Yeah, nobody pointed their fingers at me about being a junkie, unlike what happened to her and Kurt. It was more of a private situation for me. Courtney was this really rageful thing on stage, and no one was looking at me. I'm a drummer and I'm in the back -- that's where I want to be, but when the drugs stop working and you're on stage and not playing a song as 'accurately' as it could be, mistakes happen and entire performances start to really suck, that's when it starts to rear its horrible face. Whereas Courtney comes out, sings a song, plays guitar, and fucks shit up, and that's what they expect, which is sucky.
The film gives the impression that you, Eric, and Melissa all think about Hole as a band, and that Courtney thinks about it as her band, where everyone else is replaceable. Did you always sense that dynamic? Did she ask any original members back for her last record?
No, she just did it. At this point she wants to do her band her way, and if she was playing music with us again there would be things we wouldn't be willing to do, and we would have opinions. Right now she's working with a group of guys, which isn't Hole, or the idea of Hole, and they have no opinion about anything at all. Hole isn't a bunch of dudes. She did her own thing with her name on the solo record she put out, and then I guess she decided calling the newest album Hole wasn't any different then just calling it Courtney Love, but I think continuing to use the name has really changed the band's legacy.
If you could replace the drummer of any band, past or present, who would it be?
I would love to be the drummer for My Bloody Valentine or the Stooges. Maybe a KISS reunion tour with all original members and me as Peter Chriss.
A Patty Schemel--KISS reunion! I'll call my friends at Live Nation. Did you ever get a chance to meet a childhood hero that was a jerk once you met them?
Gene Simmons, actually. I was like, what? He was real ass-handy, and "chicks 'n' tits" -- I guess I always thought that was more of a stage persona, but not so much.
Have you been approached to appear on any reality TV shows? Can we expect to see you on Dancing with the Stars any time soon?

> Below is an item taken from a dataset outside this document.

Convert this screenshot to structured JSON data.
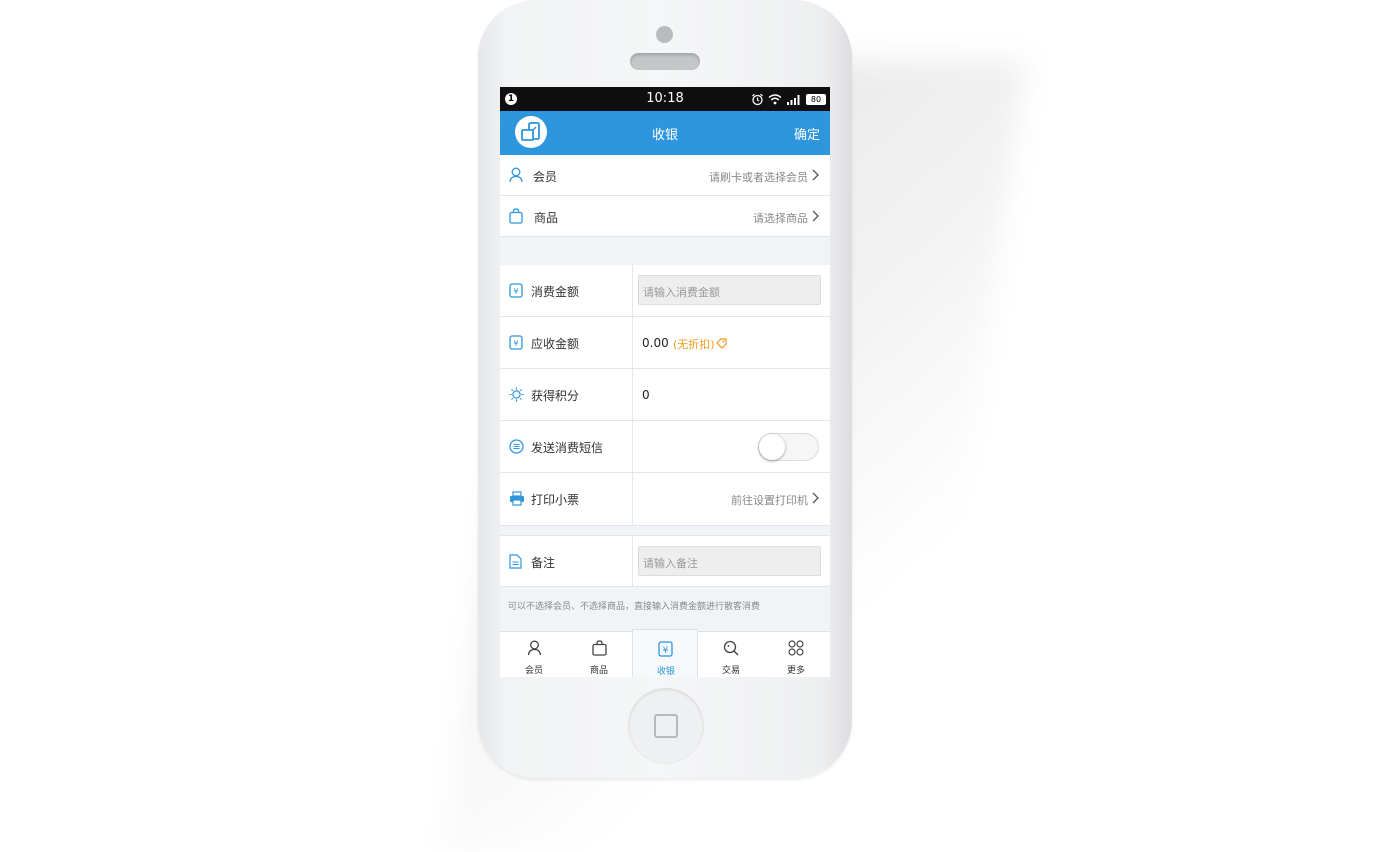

I did do a little thing for that show Sober House [with Dr. Drew]. I just came in really quick and talked about being a musician who's clean now, but yeah, any offers are always about sobriety, or how I work with dogs now. But I would never. It just seems so invasive, and the way you're portrayed I'm sure is not at all what you're like in real life, and the editing definitely exploits certain things, which is scary. It's like, "Here's some Ed Hardy clothes, they really want you to wear this Ed Hardy stuff, could you do that? It would be great." No thanks.
Will Hole ever get back together? Pretty please?
I wouldn't... Only if Eric and Melissa were involved.
Note: Just three days after this interview, the original Hole lineup did reunite for the first time in 15 years, for two impromptu songs at an afterparty for Patty's film screening in Brooklyn. I take full responsibility for planting that seed -- you're welcome.
Hit So Hard premieres in SF with Patty Schemel, Hole guitarist Eric Erlandson, and filmmaker P. David Ebersole on Friday, April 27 at the Roxie Theater.